Danielle began a pattern of flying to the nest tree and then flying off to The Middle Tree or The Multi-trunk Tree; another tree close to nest.  

Sometimes she landed at the edge of the nest and other times landed on a nearby branch.  Her times at the edge of the nest were always brief. There was another moment of bill-clacking during one of her returns to the edge of the nest. Charles stayed in The Middle Tree for a while before flying southwest presumably to hunt.  She continued this pattern and Bill had to take his leave and I resolved to stay to see what would happen.

Danielle continued her pattern of trips to the nest tree before returning to The Middle Tree or The Multi-trunk Tree. I heard Charles call from The Wooded Area and soon after he was close by in a tree catty-corner from the nest. He hooted intensely and Danielle responded by making the begging-cheep like call the nesting females can use. It was one of the few times I had heard her make this call and I could not help but wonder if she used it to express panic and desperation. Charles flew to the nest tree and hooted more. Things happened quickly and vaguely when I lost sight of Charles and did not hear him hooting. This was followed by Danielle flying off towards The Multi-Trunk Tree and then out of sight.  I circled the area but did not hear or see either of the owls.  By now Danielle had been out of the nest for a little over 90 minutes.  Not at all good. I headed home with barely an optimistic thought or feeling. 

I left for work earlier the next morning, Wednesday, 2/19 so I could stop in the park and check on the owls. Unfortunately Danielle was not back on the nest .  She was in The Vine Hide Tree with Charles nearby in Eastern Branch Tree. She flew to The Middle Tree which gave me some hope but then she got harassed by a Cooper's Hawk and then twice by a Red-tailed Hawk-it was crazy!  She then flew just into The Wooded Area behind The Vine Hide Tree and then quickly went to The Trio Conifers; where she often perched prior to nesting. It was like seeing a door slammed shut. (I did not have my camera with me) 

All of this is a terribly sad development after such high hopes and positive developments of this nesting season.  I am curious but doubtful that a second round of mating and nesting will occur as it did with Charles and Samantha when there nest failed well into 2017-2018 nesting season.  I had never read of or seen such behavior before or since so its rarity may be especially high. 

While the loss of the nest is a most unwelcome and crushing development, I do not want to excoriate or spew vitriol at the Raccoons.  Just like Great Horned Owls, Raccoons are highly adaptable animals with their own important ecological role.  Furthermore, GHOWs do kill and eat Raccoons-both young and adults. In fact during the entire nesting cycle I saw several predatory attempts by the owls on Raccoons; most of them by Charles and two by Danielle. As such the relationship between GHOWs and Raccoons is a complex and fascinating one. There are no heroes or villains in nature, just organisms trying to survive and reproduce. 
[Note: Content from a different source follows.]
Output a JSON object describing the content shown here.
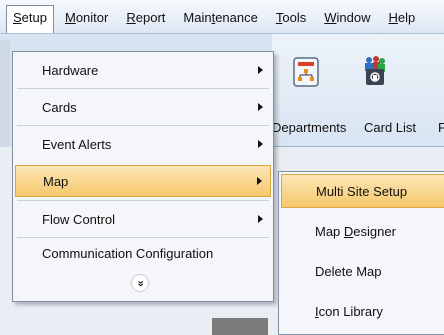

Since Wednesday morning I have seen nothing that makes me think that a second round of mating and nesting is in the offing but I keep a window of hope open. Charles has been perched in several different spots deeper in The Wooded Area and has been quite vocal. That said,  I have not seen or heard Samantha on Friday, 2/21 or Saturday 2/22. I also am concerned that her presence and my ability to find, observe and document her will be hit or miss as it was for the vast majority of the time from her first appearance on 4/5/2019 until mid-12/2019.  

Thank you for your time and support and sorry to be the bearer of such bad tidings.